What I read
Courtney Milan, This Wicked Gift (finished), Proof by Seduction (2009), Trial by Desire (2010) and that pretty much wound down the binge.
Re-read of Stella Gibbons, A Pink Front Door (1959) - not one of her absolutely top ones, but pretty good. People circulating around a codslapworthy young married woman who is not only one of those people who is always Helping Others at the expense of actually tending to the needs of her nearest and dearest, but dragging other members of her circle into geting involved in the help, usually at great inconvenience. Some interesting (period) things going on about generation and social class and gender roles and social change.
Diane Atkinson, The Criminal Conversation of Mrs Norton (2012) about which I was a bit meh, found the style somewhat stodgy and a few errors (mostly on tangential matters referred to) which would probably only irk pedants like moi. I thought it was a bit over-non-commital about Norton's writing, focusing mostly on the awfulness of her life and minutiae of her wrangles with her husband/family matters - she earned her living by her pen and had fairly positive critical response in her day, I for one should like to know a bit more.
If the Fraser bio comes out in paperback in due course I might take a punt on it.

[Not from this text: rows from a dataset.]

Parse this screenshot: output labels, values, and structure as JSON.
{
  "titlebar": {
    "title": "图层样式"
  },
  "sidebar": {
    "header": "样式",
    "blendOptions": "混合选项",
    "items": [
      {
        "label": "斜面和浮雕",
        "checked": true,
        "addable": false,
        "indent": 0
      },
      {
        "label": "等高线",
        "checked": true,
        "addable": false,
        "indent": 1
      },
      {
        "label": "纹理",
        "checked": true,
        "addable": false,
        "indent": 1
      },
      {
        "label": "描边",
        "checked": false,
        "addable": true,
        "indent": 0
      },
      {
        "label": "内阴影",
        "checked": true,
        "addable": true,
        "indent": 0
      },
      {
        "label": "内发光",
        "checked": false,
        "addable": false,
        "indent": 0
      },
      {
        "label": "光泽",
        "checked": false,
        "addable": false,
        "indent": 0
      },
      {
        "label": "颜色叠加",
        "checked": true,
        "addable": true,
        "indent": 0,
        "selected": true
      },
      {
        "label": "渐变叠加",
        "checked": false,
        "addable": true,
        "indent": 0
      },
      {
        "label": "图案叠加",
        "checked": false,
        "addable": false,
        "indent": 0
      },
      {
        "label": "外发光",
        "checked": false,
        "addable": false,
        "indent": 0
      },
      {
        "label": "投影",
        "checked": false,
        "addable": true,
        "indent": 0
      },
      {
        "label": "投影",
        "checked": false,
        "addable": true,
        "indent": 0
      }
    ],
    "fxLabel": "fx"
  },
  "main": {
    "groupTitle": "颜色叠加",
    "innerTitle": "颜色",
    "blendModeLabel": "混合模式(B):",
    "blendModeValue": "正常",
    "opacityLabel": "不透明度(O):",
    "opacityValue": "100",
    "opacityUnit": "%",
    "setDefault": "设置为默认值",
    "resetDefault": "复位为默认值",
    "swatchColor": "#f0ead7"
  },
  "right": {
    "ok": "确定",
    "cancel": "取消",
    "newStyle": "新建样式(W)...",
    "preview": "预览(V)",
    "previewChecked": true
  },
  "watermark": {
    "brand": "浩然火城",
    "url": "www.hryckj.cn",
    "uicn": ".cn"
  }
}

My mind having turned to Lady Antonia, I took Quiet as A Nun (1977), the first of the Jemima Shore mysteries, from the shelf. My recollection is that (this was the first) they got rather better over time. However, if your thing is the subgenre of murders in convents or monasteries...
On the go
Have finally downloaded George Meredith's Diana of the Crossways (1885) from Project Gutenberg, and no, I still do not get on with Meredith. I think I read this A Very Long Time Ago - possibly even before Virago reprinted it. It was based on Norton's case - the failed crim. con. case which left her 'neither wife nor widow' tied to a man she loathed but not living with him - but does rather sanitise the whole thing - there are no children for the husband to keep from her, no suggestion of domestic abuse, just incompatibility and jealousy, and no hint of the familial/political/financial shenanigans by which she was persecuted. Diana has abounding health, unlike Caroline, gets to be a fairly successful author but doesn't seem to be scrabbling doing editing magazines and keepsake albums, writing songs, etc, and there's no mention of the precarious legal position of a married woman in her situation (a legal nonentity); is living rather a plush life and holding salons. Okay, I suppose one must give GM some marks for Female Friendship, but this does a lot of Plot Weightbearing.
Up Next
Well, I discovered my copy of Naomi Mitchison's Among You Taking Notes: the Wartime Diary of Naomi Mitchison 1939-1945 (edited from her Mass Observation diaries by Dorothy Sheridan) somewhere where I would never have thought of looking for it, but possibly I would like something a little lighter first.